Charter schools, which have long enrolled fewer children with disabilities than traditional public schools, must prioritize improving access and experiences for the growing student population—and states, authorizers, and community organizations must support them in that work.

That’s the conclusion of a new report that argues that improving approaches to special education and enrollment is vital for both the well-being of students and the long-term success of the charter sector.

States and authorizers can play a role by shaping policies like application processes, giving students with disabilities priority in enrollment lotteries, and monitoring schools’ success, said the report released July 16 by the Center for Learner Equity, a research and advocacy organization that focuses on how the charter sector serves students with disabilities.

“Parents of kids with disabilities are not interested in the argument of districts vs. charters; they just want good schools,” CLE Executive Director Lauren Morando Rhim said. “In our ideal world, their child could go to both schools, they are both good options, and [parents] know how to navigate those choices.”

The Charter School Equity, Growth, Quality, and Sustainability Study, commissioned by the Bill & Melinda Gates Foundation, is the result of two years of expert interviews, legislative reviews, and data analysis to determine how charters can better fulfill their obligations to students with disabilities. It includes recommendations for nonprofit organizations, states, and charter authorizers. A report with specific recommendations for schools will be published in the fall. (The Gates Foundation provides funding to Education Week. The media organization retains full editorial control over its articles.)

While charter schools’ overall enrollment has grown steadily over the last decade, enrollment of students with disabilities has not kept pace, the report said. Students with disabilities made up 14.1 percent of traditional public school enrollment in the 2021-22 school year, but only 11.5 percent of charter school enrollment.

“Critics of charter schools, ascendant in some state legislatures, have and will continue to use negative examples to threaten the sector’s health and sustainability,” the report said.

Charters, many of which operate independently outside of larger organizations, face challenges of scale with teachers, support staff, and resources that can create hurdles for effective special education plans. But the publicly funded schools were also created to have greater flexibility, allowing for innovation in critical areas like equity for students with all learning needs, Morando Rhim said.
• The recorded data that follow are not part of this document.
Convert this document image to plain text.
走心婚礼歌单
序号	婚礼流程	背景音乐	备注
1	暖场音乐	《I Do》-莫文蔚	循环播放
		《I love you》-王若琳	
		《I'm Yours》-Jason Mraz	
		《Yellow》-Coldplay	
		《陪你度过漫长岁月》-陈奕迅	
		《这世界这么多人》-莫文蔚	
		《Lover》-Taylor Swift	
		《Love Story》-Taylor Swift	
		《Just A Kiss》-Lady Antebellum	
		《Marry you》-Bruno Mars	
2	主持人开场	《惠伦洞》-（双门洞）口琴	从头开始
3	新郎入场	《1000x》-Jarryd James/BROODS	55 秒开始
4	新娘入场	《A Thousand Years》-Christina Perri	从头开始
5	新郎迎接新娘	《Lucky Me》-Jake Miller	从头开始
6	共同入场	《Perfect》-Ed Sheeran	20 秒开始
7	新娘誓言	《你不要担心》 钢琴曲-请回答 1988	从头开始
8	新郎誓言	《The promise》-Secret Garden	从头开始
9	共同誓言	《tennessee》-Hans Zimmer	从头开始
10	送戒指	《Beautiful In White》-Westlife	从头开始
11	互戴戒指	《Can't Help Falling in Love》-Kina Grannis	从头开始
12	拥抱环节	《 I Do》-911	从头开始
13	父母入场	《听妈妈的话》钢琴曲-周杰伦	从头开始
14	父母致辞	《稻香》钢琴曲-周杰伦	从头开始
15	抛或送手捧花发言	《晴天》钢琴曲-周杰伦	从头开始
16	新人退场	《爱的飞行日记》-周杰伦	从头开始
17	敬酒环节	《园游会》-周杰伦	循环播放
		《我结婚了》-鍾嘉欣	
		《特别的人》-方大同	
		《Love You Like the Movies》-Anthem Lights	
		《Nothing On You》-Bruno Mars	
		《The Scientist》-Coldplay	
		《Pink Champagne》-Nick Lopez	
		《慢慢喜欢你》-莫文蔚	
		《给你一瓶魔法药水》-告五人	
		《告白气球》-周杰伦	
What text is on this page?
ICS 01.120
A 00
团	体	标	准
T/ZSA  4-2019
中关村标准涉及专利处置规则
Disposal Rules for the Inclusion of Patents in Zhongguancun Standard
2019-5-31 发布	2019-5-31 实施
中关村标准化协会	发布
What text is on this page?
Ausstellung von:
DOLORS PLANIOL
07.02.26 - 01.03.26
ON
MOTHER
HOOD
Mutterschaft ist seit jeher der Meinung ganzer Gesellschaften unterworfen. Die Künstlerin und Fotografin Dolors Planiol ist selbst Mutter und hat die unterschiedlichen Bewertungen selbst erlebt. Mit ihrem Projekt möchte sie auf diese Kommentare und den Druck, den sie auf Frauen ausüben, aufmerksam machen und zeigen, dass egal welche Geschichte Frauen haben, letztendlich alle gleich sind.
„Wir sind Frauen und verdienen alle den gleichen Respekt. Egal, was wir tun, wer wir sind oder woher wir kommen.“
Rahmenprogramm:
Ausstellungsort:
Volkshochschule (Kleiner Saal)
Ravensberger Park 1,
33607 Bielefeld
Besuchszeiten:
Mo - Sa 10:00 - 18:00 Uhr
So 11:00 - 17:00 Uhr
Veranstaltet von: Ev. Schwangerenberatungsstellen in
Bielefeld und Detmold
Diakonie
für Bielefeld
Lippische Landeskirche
For example, both charters and traditional public schools have struggled to retain special education teachers. Charter schools, smaller and more nimble than large districts, could try teacher-driven experimental models for staffing, planning, and case management to improve the educator experience over the long term, Morando Rhim said.

“We were surprised we didn’t see more of that,” she said. “If teachers go into schools and they feel like they can’t be successful, they are not going to stay in the profession.”

Among the report’s recommendations:

  • States should update charter-authorizing laws to prioritize enrollment access for students with disabilities, and they should allow schools to grant those students preference in enrollment lotteries.
  • States should update their Medicaid reimbursement policies to ensure charter schools can more easily claim reimbursement for student services.
  • State agencies should increase accountability measures and create school report cards that provide information about the experiences of students with disabilities in charters.
  • Authorizers should identify students with disabilities as a priority in the new school approval process, calling upon organizers to better consider their needs in the earliest days of their planning.
  • Authorizers should create guidance on charters’ legal obligations to students with disabilities and promote promising practices to “show what excellence looks like.”
  • Nonprofit organizations should help charter schools build capacity by connecting them to community resources that can help serve students.
  • Nonprofit organizations that work with charters should target grant funding for special education services and supports.